I always think about how we’re so obsessed with the apocalypse. But when it comes, what useful skills can people contribute? Very few people are self-sufficient anymore. People in cities can’t protect themselves with their apps, and Jacksonites won’t be able to kill a zombie with their skis or insane work hours. What are we doing, I wonder. Are we just biding our time here? Am I?
You can live a life close to nature without sacrificing your future, and sometimes that means hitting the slopes every other day, or God forbid, every third or fourth day in exchange for a little less stress. You don’t have to work 70-hour work weeks only to give it all away to your landlord. You can still watch the elk migrate and foxes hunt, and be able to rest your head at night in your affordable housing knowing that you are working towards something. People live in the woods or on the water and in small towns for a better life balance, and that simply does not happen in Jackson.
But in Wyoming, there’s a hard headedness that matches the weather. When people come to Jackson, I think a bit of that stubbornness inevitably wears off on anyone who spends time here, and they stay because they’re hell bent on not letting the town defeat them. I say, who cares? Plenty of places have defeated me, and it makes the next place that much sweeter.
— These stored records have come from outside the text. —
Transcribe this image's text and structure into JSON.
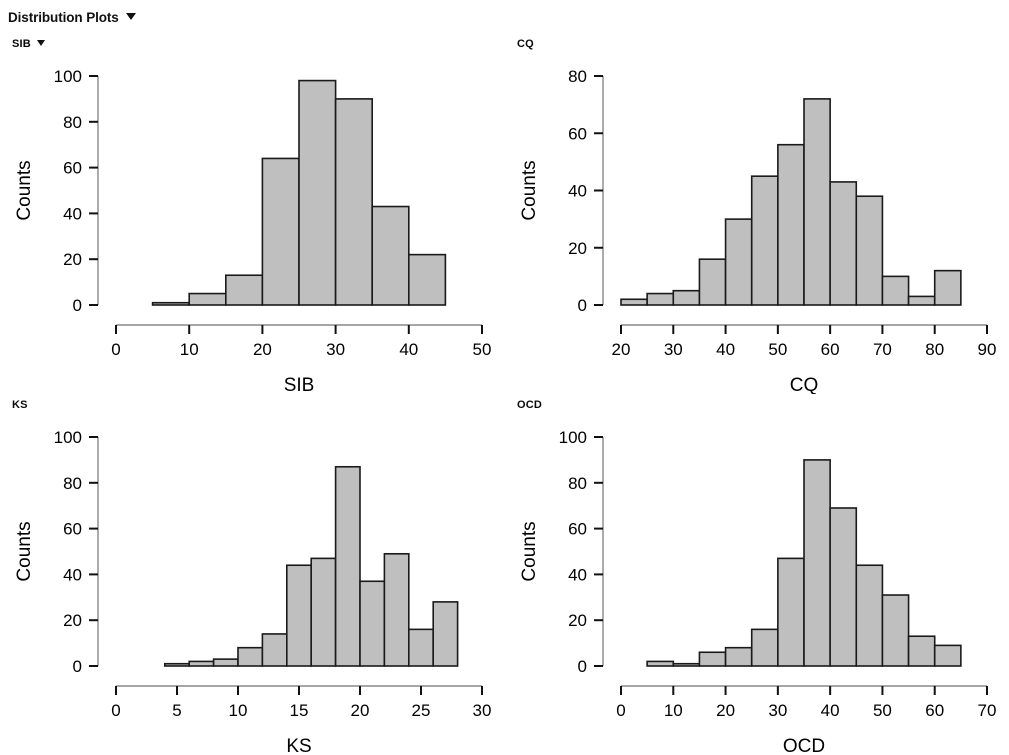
{
  "header": {
    "title": "Distribution Plots",
    "caret_icon": "chevron-down-icon"
  },
  "panels": [
    {
      "id": "sib",
      "label": "SIB",
      "has_caret": true,
      "caret_icon": "chevron-down-icon"
    },
    {
      "id": "cq",
      "label": "CQ",
      "has_caret": false
    },
    {
      "id": "ks",
      "label": "KS",
      "has_caret": false
    },
    {
      "id": "ocd",
      "label": "OCD",
      "has_caret": false
    }
  ],
  "chart_data": [
    {
      "type": "bar",
      "subtype": "histogram",
      "id": "sib",
      "title": "SIB",
      "xlabel": "SIB",
      "ylabel": "Counts",
      "xlim": [
        0,
        50
      ],
      "ylim": [
        0,
        100
      ],
      "xticks": [
        0,
        10,
        20,
        30,
        40,
        50
      ],
      "yticks": [
        0,
        20,
        40,
        60,
        80,
        100
      ],
      "xtick_labels": [
        "0",
        "10",
        "20",
        "30",
        "40",
        "50"
      ],
      "ytick_labels": [
        "0",
        "20",
        "40",
        "60",
        "80",
        "100"
      ],
      "bin_width": 5,
      "bin_edges": [
        5,
        10,
        15,
        20,
        25,
        30,
        35,
        40,
        45
      ],
      "categories": [
        "5-10",
        "10-15",
        "15-20",
        "20-25",
        "25-30",
        "30-35",
        "35-40",
        "40-45"
      ],
      "values": [
        1,
        5,
        13,
        64,
        98,
        90,
        43,
        22
      ],
      "grid": false,
      "legend": "none",
      "bar_fill": "#bfbfbf",
      "bar_stroke": "#1a1a1a"
    },
    {
      "type": "bar",
      "subtype": "histogram",
      "id": "cq",
      "title": "CQ",
      "xlabel": "CQ",
      "ylabel": "Counts",
      "xlim": [
        20,
        90
      ],
      "ylim": [
        0,
        80
      ],
      "xticks": [
        20,
        30,
        40,
        50,
        60,
        70,
        80,
        90
      ],
      "yticks": [
        0,
        20,
        40,
        60,
        80
      ],
      "xtick_labels": [
        "20",
        "30",
        "40",
        "50",
        "60",
        "70",
        "80",
        "90"
      ],
      "ytick_labels": [
        "0",
        "20",
        "40",
        "60",
        "80"
      ],
      "bin_width": 5,
      "bin_edges": [
        20,
        25,
        30,
        35,
        40,
        45,
        50,
        55,
        60,
        65,
        70,
        75,
        80,
        85
      ],
      "categories": [
        "20-25",
        "25-30",
        "30-35",
        "35-40",
        "40-45",
        "45-50",
        "50-55",
        "55-60",
        "60-65",
        "65-70",
        "70-75",
        "75-80",
        "80-85"
      ],
      "values": [
        2,
        4,
        5,
        16,
        30,
        45,
        56,
        72,
        43,
        38,
        10,
        3,
        12
      ],
      "grid": false,
      "legend": "none",
      "bar_fill": "#bfbfbf",
      "bar_stroke": "#1a1a1a"
    },
    {
      "type": "bar",
      "subtype": "histogram",
      "id": "ks",
      "title": "KS",
      "xlabel": "KS",
      "ylabel": "Counts",
      "xlim": [
        0,
        30
      ],
      "ylim": [
        0,
        100
      ],
      "xticks": [
        0,
        5,
        10,
        15,
        20,
        25,
        30
      ],
      "yticks": [
        0,
        20,
        40,
        60,
        80,
        100
      ],
      "xtick_labels": [
        "0",
        "5",
        "10",
        "15",
        "20",
        "25",
        "30"
      ],
      "ytick_labels": [
        "0",
        "20",
        "40",
        "60",
        "80",
        "100"
      ],
      "bin_width": 2,
      "bin_edges": [
        4,
        6,
        8,
        10,
        12,
        14,
        16,
        18,
        20,
        22,
        24,
        26,
        28
      ],
      "categories": [
        "4-6",
        "6-8",
        "8-10",
        "10-12",
        "12-14",
        "14-16",
        "16-18",
        "18-20",
        "20-22",
        "22-24",
        "24-26",
        "26-28"
      ],
      "values": [
        1,
        2,
        3,
        8,
        14,
        44,
        47,
        87,
        37,
        49,
        16,
        28
      ],
      "grid": false,
      "legend": "none",
      "bar_fill": "#bfbfbf",
      "bar_stroke": "#1a1a1a"
    },
    {
      "type": "bar",
      "subtype": "histogram",
      "id": "ocd",
      "title": "OCD",
      "xlabel": "OCD",
      "ylabel": "Counts",
      "xlim": [
        0,
        70
      ],
      "ylim": [
        0,
        100
      ],
      "xticks": [
        0,
        10,
        20,
        30,
        40,
        50,
        60,
        70
      ],
      "yticks": [
        0,
        20,
        40,
        60,
        80,
        100
      ],
      "xtick_labels": [
        "0",
        "10",
        "20",
        "30",
        "40",
        "50",
        "60",
        "70"
      ],
      "ytick_labels": [
        "0",
        "20",
        "40",
        "60",
        "80",
        "100"
      ],
      "bin_width": 5,
      "bin_edges": [
        5,
        10,
        15,
        20,
        25,
        30,
        35,
        40,
        45,
        50,
        55,
        60,
        65
      ],
      "categories": [
        "5-10",
        "10-15",
        "15-20",
        "20-25",
        "25-30",
        "30-35",
        "35-40",
        "40-45",
        "45-50",
        "50-55",
        "55-60",
        "60-65"
      ],
      "values": [
        2,
        1,
        6,
        8,
        16,
        47,
        90,
        69,
        44,
        31,
        13,
        9
      ],
      "grid": false,
      "legend": "none",
      "bar_fill": "#bfbfbf",
      "bar_stroke": "#1a1a1a"
    }
  ]
}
They do it to ski/climb/bike/flyfish/trail run as much as possible, they say.
You know where else provides that life? Whitefish, McCall, Leavenworth, Salida, Durango, Bellingham, Bend and a million other towns you have to zoom in on Google Maps to even notice they’re there. Why live in your truck when you could move to Ellensburg, Washington and get an entire 3-bedroom house for $800 to yourself? It’s closer to ski resorts than you think. $800 will buy you a closet in Jackson. I know because in my exhausting search for a better life balance, or an existence of one, I’ve found that Jackson doesn’t provide it. I remember one night this winter, my boyfriend said the hot water for the shower wasn’t working. It was one of those -30 degree nights and the heater was on just a tad — below the 45 degree mark — yet it felt like we were sitting in a sauna. I wiped the sweat off my brow before I said, “Well, you can’t have it all in Jackson.”
Maybe it’s just me, or maybe my love for skiing is lacking. Either way, Jackson is a hard place to say forever.